Exhibit Showcaseから

今回のConferenceにあわせて、多くのベンダーが新製品のリリースを出すと共にその新製品をExhibit Showcaseに持ち込んで展示を行った。この中で気が付いたものをいくつかご紹介したい。

Fresco Logicは、昨年秋のIDFではFPGAの上にUSB 3.0のHost/Deviceを実装してのデモを行っていたが、今回はいきなりxHCI Host Controllerチップを持ち込んだ(Photo16)。同社は本来USB 3.0 Host/DeviceのIPを販売している筈だったのだが、なんと方針転換。IP販売は中止し(厳密にはこれは正確ではない。後述)、Host Controllerを製造するビジネスに切り替えたのだと言う。これに伴い、従来同社のProductsページに掲載されていたUSB Host/DeviceのIPは姿を消してしまった。

Photo16: 中央にあるのがそのチップ。

Photo17: こちらはFaraday Technologyのブースにおける動作デモの様子。Photo16と同じボードであるが、Photo16のFresco Logicのシールの下にはFaradayのシルクが入っていた訳だ。

更に驚くべきはこのHost Controller、なんとUMCの130nmプロセスで製造されているとの事。Fresco Logic自身はあくまでLink層から上のIPしか持っておらず、PHYに関してはPIPEで接続する事になっていたが、このPHYを提供しているのはFaraday Technology。言ってみればFaraday TechnologyがFresco LogicのIPを独占的に買収し、チップの形で再販するようなビジネス形態になってしまったわけだ。

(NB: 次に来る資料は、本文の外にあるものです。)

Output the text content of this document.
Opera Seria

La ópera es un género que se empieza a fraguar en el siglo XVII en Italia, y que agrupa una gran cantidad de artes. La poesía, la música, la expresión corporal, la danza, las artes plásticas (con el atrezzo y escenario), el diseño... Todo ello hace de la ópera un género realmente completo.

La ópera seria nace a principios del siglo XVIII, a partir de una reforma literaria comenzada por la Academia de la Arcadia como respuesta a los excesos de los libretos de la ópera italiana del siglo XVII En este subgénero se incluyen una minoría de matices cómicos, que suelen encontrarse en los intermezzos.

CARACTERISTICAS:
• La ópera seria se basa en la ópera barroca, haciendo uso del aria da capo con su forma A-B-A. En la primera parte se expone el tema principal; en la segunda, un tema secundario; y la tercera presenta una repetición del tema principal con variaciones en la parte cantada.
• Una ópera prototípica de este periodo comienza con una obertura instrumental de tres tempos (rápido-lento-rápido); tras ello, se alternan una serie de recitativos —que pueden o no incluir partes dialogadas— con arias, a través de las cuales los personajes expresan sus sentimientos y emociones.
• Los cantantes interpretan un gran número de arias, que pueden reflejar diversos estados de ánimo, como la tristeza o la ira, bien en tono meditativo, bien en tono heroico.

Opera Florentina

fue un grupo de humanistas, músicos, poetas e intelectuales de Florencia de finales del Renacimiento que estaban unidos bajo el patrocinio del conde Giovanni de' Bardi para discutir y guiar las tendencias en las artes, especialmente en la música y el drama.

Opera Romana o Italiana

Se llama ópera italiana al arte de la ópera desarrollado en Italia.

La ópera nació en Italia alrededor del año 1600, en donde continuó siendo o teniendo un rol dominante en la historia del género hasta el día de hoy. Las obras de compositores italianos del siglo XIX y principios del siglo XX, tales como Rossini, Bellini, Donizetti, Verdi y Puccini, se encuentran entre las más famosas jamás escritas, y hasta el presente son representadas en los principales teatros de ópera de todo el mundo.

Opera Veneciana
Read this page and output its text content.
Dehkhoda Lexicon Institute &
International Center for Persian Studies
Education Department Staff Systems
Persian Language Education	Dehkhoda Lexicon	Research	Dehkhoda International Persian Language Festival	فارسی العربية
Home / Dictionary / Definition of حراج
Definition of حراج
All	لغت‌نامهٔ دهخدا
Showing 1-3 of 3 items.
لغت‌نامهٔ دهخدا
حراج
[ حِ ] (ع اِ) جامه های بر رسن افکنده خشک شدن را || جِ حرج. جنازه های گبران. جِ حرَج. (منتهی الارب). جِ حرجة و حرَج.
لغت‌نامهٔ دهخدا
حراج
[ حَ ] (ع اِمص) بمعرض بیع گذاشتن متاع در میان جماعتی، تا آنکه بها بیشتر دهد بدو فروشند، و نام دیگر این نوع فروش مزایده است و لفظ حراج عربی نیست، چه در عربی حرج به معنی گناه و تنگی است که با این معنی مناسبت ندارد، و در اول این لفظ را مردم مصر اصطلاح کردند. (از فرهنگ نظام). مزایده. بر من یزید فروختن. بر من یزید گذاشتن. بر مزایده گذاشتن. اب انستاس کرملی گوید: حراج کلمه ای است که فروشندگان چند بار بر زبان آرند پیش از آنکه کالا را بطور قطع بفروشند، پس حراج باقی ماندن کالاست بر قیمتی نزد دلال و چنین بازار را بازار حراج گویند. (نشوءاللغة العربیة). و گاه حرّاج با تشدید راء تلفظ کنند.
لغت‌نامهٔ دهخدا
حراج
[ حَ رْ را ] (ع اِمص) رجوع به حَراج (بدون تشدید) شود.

Faraday Technology自体はUMCとの関係が深く、そんなわけでUMCの130nmを使っての製造となったが、130nmクラスだとその他のファウンダリ(例えばTSMCなど)でも殆ど差は無いので、他のファウンダリを使うことも技術的には可能だとか。またFaraday Technology自身はASIC Serviceなども行っており、例えばUSB DeviceのASIC製造を請け負う際に、USB Device ControllerにFresco Logicがかつて提供していたUSB 3.0 Device IPを組み込むような形でのIP提供も可能という話であった。またBase Driverに関してはIntelが提供するxHCI Driverがそのまま使えるそうで、事実PILにおいても同社のHost ControllerとIntelのxHCI Driverの形でテストを行っているそうだ(もっともこれは、NECの様なWindows XPのサポートは期待できないという事でもあるのだが)。

ちなみに価格などは「今はまだ言えないが、もしCOMPUTEXに来るなら、Backdoor Meetingの時に教えてあげる(笑)」という返事が返ってきた。ただ130nmという枯れたプロセスであり、製造原価自体はかなり安いと思われる。NECの方はサンプル価格が\1,500であるとすでに公開されているが、おそらくこれと同等以下での提供になると思われる。